Le non-renouvellement se traduit par une "inscription immédiate" en secteur 1. "Un professionnel de santé non renouvelé peut de nouveau demander le bénéfice du secteur 2 Optam dans un délai à fixer", suggère le rapport. Outre la suppression du partage de gains, les auteurs préconisent également d'intégrer, dans le calcul de la prime, le taux de dépassements d'honoraires.
"Nous considérons que l'avantage accordé d'exercer dans le secteur 2, d'y pratiquer des dépassements d'honoraires, doit être assorti de contreparties plus exigeantes pour répondre aux besoins de la population", poursuivent les députés. Parmi lesquelles : participer à une démarche qualité, réaliser des consultations avancées, ou encore participer à la permanence des soins "en cohérence avec leur spécialité". "Tous les professionnels doivent y participer", insistent les auteurs.
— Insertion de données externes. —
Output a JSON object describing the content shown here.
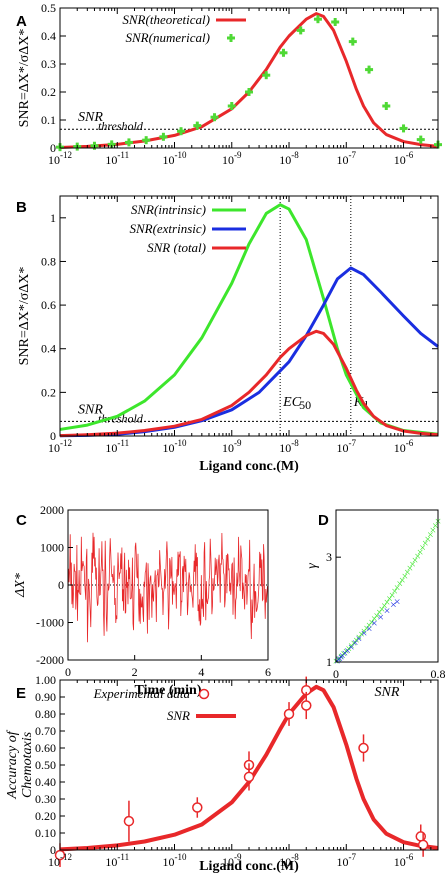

En outre, le rapport appelle à finaliser la révision de la CCAM, "puis la traduire dans la négociation conventionnelle". "En cas d’échec de la négociation dans un délai de 6 mois", les auteurs appellent à "fixer les tarifs par la voie réglementaire". Ils préconisent également de simplifier la procédure d'adaptation de la CCAM "pour inscrire un nouvel acte, supprimer un acte devenu caduque, ou réviser le tarif d'un acte ou d'un groupe d'actes dès lors que les conditions de production auraient changé" et de "prévoir un avenant annuel à la convention pour faire traduire ces évolutions dans les tarifs".
Enfin, les auteurs recommandent le relèvement des seuils de l'accès à la C2S.
Autre préconisation : imposer aux complémentaires santé de proposer deux options à leurs assurés, une sans prise en charge des dépassements d’honoraires, l'autre permettant à l'inverse de les prendre en charge complètement.